Monday, 1 August 2016

15th August 1832 …

Lulworth Skipper (Thymelicus acteon)






To the lepidopterist the name James Charles Dale (1791-1872) will always be associated with the discovery of a butterfly new to Britain, Thymelicus acteon, the Lulworth Skipper. It is recorded, that on the 15th August 1832, Dale, having journeyed around twenty miles on horseback from his home at Glanvilles Wootton, reached Durdle Door, near Lulworth Cove. Here he found considerable numbers of acteon along the cliff tops. However, it was not until John Curtis reported Dale’s discovery in Volume 10 of his British Entomology, published in 1833, and named it the Lulworth Skipper, that the discovery was announced in print.

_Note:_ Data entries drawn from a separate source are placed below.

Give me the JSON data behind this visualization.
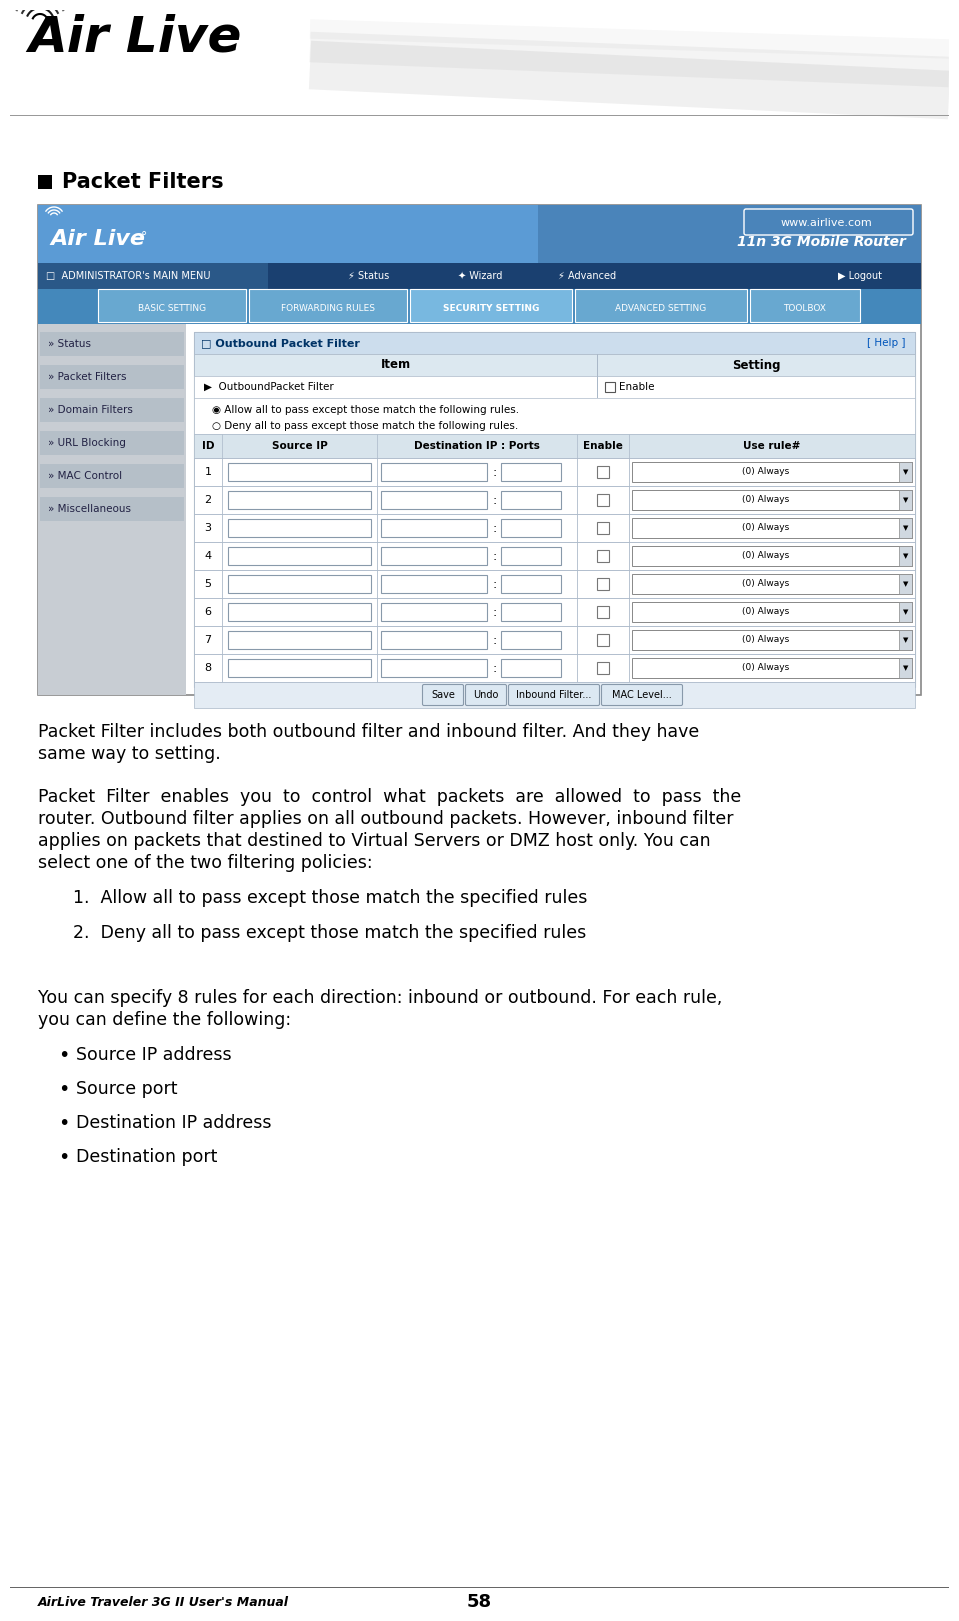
{
  "page_width": 9.39,
  "page_height": 15.92,
  "dpi": 100,
  "bg_color": "#ffffff",
  "header_section_title": "Packet Filters",
  "body_text_1a": "Packet Filter includes both outbound filter and inbound filter. And they have",
  "body_text_1b": "same way to setting.",
  "body_text_2a": "Packet  Filter  enables  you  to  control  what  packets  are  allowed  to  pass  the",
  "body_text_2b": "router. Outbound filter applies on all outbound packets. However, inbound filter",
  "body_text_2c": "applies on packets that destined to Virtual Servers or DMZ host only. You can",
  "body_text_2d": "select one of the two filtering policies:",
  "list_items_numbered": [
    "Allow all to pass except those match the specified rules",
    "Deny all to pass except those match the specified rules"
  ],
  "body_text_3a": "You can specify 8 rules for each direction: inbound or outbound. For each rule,",
  "body_text_3b": "you can define the following:",
  "list_items_bullet": [
    "Source IP address",
    "Source port",
    "Destination IP address",
    "Destination port"
  ],
  "footer_left": "AirLive Traveler 3G II User's Manual",
  "footer_center": "58",
  "color_router_hdr": "#5b9bd5",
  "color_router_hdr_dark": "#3a6fa0",
  "color_nav_bg": "#336699",
  "color_nav_text": "#ffffff",
  "color_tab_bg": "#4a8abf",
  "color_tab_active": "#5b9bd5",
  "color_sidebar_bg": "#c8d0d8",
  "color_sidebar_item_bg": "#b8c4cc",
  "color_panel_hdr": "#b8d4e8",
  "color_table_hdr": "#d0dce8",
  "color_table_row_alt": "#f0f4f8",
  "color_border": "#aab8c8",
  "color_input_border": "#8899aa",
  "sidebar_items": [
    "» Status",
    "» Packet Filters",
    "» Domain Filters",
    "» URL Blocking",
    "» MAC Control",
    "» Miscellaneous"
  ],
  "tab_items": [
    "BASIC SETTING",
    "FORWARDING RULES",
    "SECURITY SETTING",
    "ADVANCED SETTING",
    "TOOLBOX"
  ]
}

The female (pictured above) is quite recognisable from the pale orange crescent on her forewings, which is either lacking or very feint in the male. The male is generally darker in colour and has a distinctive sex brand on its forewings. As its name suggests, the distribution of this species is centred around Lulworth in Dorset, between Weymouth and the Isle of Purbeck. Colonies are most often encountered on south-facing, sheltered slopes, on chalk or limestone grassland, where tall patches of Tor-grass (Brachypodium pinnatum), its larval foodplant, can be found. In Britain, this species is at the northern limit of its range and is rarely found more than 5 miles from the coast.

The above images, in descending order, show (i and ii) a female on its larval foodplant, (iii) a freshly laid batch of eight eggs in the dried stem of B. pinnatum, (iv) typical acteon habitat overlooking Lulworth Cove with B. pinnatum in the foreground and (v) the view looking towards the northwest from its home on Bindon Hill.